Effects of combining Aerobic and Anaerobic exercise for people with Type II diabetes
Research shows that a combination of aerobic and resistance (Anaerobic) training has far greater benefits than only aerobic or resistance training. Patients who walk on the treadmill and do weight training had a greater improvement in their HbA1c than just walking or weight training alone.
In type 1 diabetes the combination of moderate intensity (aerobic) and high intensity (anaerobic exercise) may prevent hypoglycaemia post exercise because of the adrenal response keeping the blood glucose levels higher after exercise. 
Conclusion and Recommendations
It is recommended that aerobic and anaerobic type exercises are incorporated into an exercise programme. People with Type 2 diabetes will experience improvements in overall glucose control, decreased body fat percentages and reduced coronary heart risk factors.

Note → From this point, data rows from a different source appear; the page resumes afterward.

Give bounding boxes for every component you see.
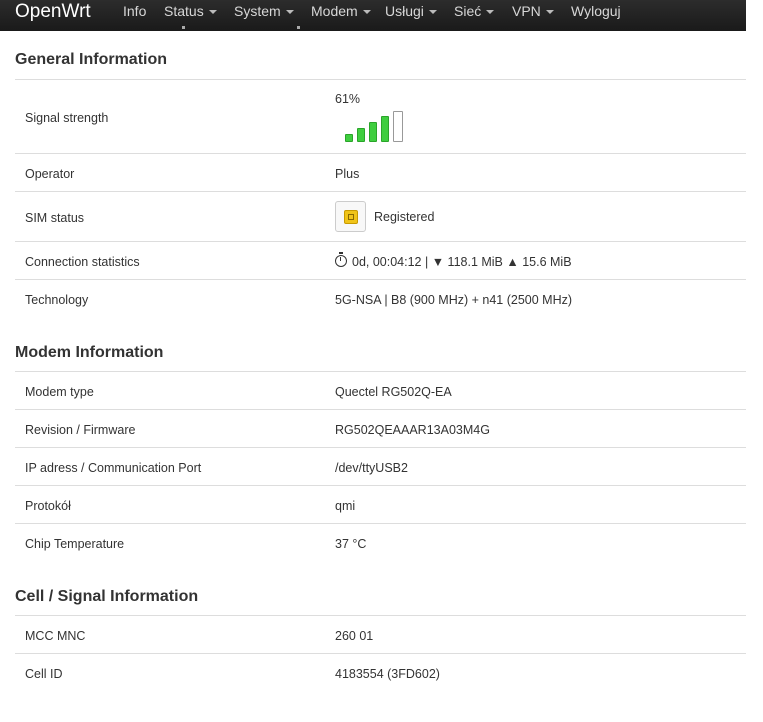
stopwatch-icon [335, 252, 347, 267]
menu-item-label: Wyloguj [571, 3, 621, 19]
technology-value: 5G-NSA | B8 (900 MHz) + n41 (2500 MHz) [335, 293, 573, 307]
menu-item-services[interactable]: Usługi [385, 3, 437, 19]
connection-statistics-label: Connection statistics [25, 255, 140, 269]
row-sim-status: SIM status Registered [15, 191, 746, 242]
chevron-down-icon [208, 10, 217, 15]
signal-percent: 61% [335, 92, 361, 106]
top-navbar: OpenWrt Info Status System Modem Usługi … [0, 0, 746, 32]
chevron-down-icon [428, 10, 437, 15]
signal-bar [345, 134, 353, 142]
connection-statistics-text: 0d, 00:04:12 | ▼ 118.1 MiB ▲ 15.6 MiB [352, 255, 572, 269]
menu-item-label: System [234, 3, 281, 19]
menu-item-label: Modem [311, 3, 358, 19]
row-mcc-mnc: MCC MNC 260 01 [15, 615, 746, 654]
row-operator: Operator Plus [15, 153, 746, 192]
menu-item-status[interactable]: Status [164, 3, 217, 19]
menu-item-vpn[interactable]: VPN [512, 3, 554, 19]
menu-item-label: Status [164, 3, 204, 19]
row-connection-statistics: Connection statistics 0d, 00:04:12 | ▼ 1… [15, 241, 746, 280]
row-modem-type: Modem type Quectel RG502Q-EA [15, 371, 746, 410]
sim-status-value: Registered [374, 210, 435, 224]
menu-item-system[interactable]: System [234, 3, 294, 19]
firmware-value: RG502QEAAAR13A03M4G [335, 423, 490, 437]
chip-temperature-label: Chip Temperature [25, 537, 125, 551]
modem-type-value: Quectel RG502Q-EA [335, 385, 452, 399]
modem-type-label: Modem type [25, 385, 94, 399]
firmware-label: Revision / Firmware [25, 423, 136, 437]
sim-chip [344, 210, 358, 224]
sim-status-label: SIM status [25, 211, 85, 225]
chevron-down-icon [486, 10, 495, 15]
menu-item-label: Info [123, 3, 147, 19]
menu-item-label: Usługi [385, 3, 424, 19]
signal-strength-label: Signal strength [25, 111, 109, 125]
row-cell-id: Cell ID 4183554 (3FD602) [15, 653, 746, 692]
divider [297, 26, 300, 29]
menu-item-modem[interactable]: Modem [311, 3, 371, 19]
chevron-down-icon [545, 10, 554, 15]
menu-item-info[interactable]: Info [123, 3, 146, 19]
chevron-down-icon [362, 10, 371, 15]
row-port: IP adress / Communication Port /dev/ttyU… [15, 447, 746, 486]
technology-label: Technology [25, 293, 89, 307]
brand-logo[interactable]: OpenWrt [15, 0, 91, 25]
section-title-cell: Cell / Signal Information [15, 588, 199, 605]
section-title-general: General Information [15, 51, 168, 68]
row-technology: Technology 5G-NSA | B8 (900 MHz) + n41 (… [15, 279, 746, 318]
sim-card-icon [335, 201, 366, 232]
signal-bar [393, 111, 403, 142]
port-label: IP adress / Communication Port [25, 461, 202, 475]
row-protocol: Protokół qmi [15, 485, 746, 524]
mcc-mnc-label: MCC MNC [25, 629, 86, 643]
row-chip-temperature: Chip Temperature 37 °C [15, 523, 746, 562]
menu-item-logout[interactable]: Wyloguj [571, 3, 621, 19]
divider [182, 26, 185, 29]
clipped-content-strip [0, 26, 746, 36]
chevron-down-icon [285, 10, 294, 15]
port-value: /dev/ttyUSB2 [335, 461, 408, 475]
signal-bar [369, 122, 377, 142]
signal-bar [381, 116, 389, 142]
signal-bars-icon [331, 110, 411, 142]
mcc-mnc-value: 260 01 [335, 629, 374, 643]
connection-statistics-value: 0d, 00:04:12 | ▼ 118.1 MiB ▲ 15.6 MiB [335, 252, 572, 269]
signal-bar [357, 128, 365, 142]
protocol-value: qmi [335, 499, 356, 513]
menu-item-label: VPN [512, 3, 541, 19]
protocol-label: Protokół [25, 499, 71, 513]
chip-temperature-value: 37 °C [335, 537, 367, 551]
cell-id-label: Cell ID [25, 667, 63, 681]
section-title-modem: Modem Information [15, 344, 164, 361]
menu-item-network[interactable]: Sieć [454, 3, 495, 19]
operator-value: Plus [335, 167, 360, 181]
row-firmware: Revision / Firmware RG502QEAAAR13A03M4G [15, 409, 746, 448]
menu-item-label: Sieć [454, 3, 482, 19]
cell-id-value: 4183554 (3FD602) [335, 667, 440, 681]
operator-label: Operator [25, 167, 75, 181]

 People with Type 1 diabetes will also show an improvement in glucose control, lowered coronary risk and lowered body fat percentage if they exercise daily or alternate days.  However they need to monitor their blood glucose response to various exercises and then make changes to insulin and snacks accordingly.  In Type 1 diabetes preventing hypoglycaemia during and after activity will improve long term compliance and enjoyment of exercise.
Before starting any exercise programme it is important to have a medical check up with your doctor  to ensure that you are safe to exercise.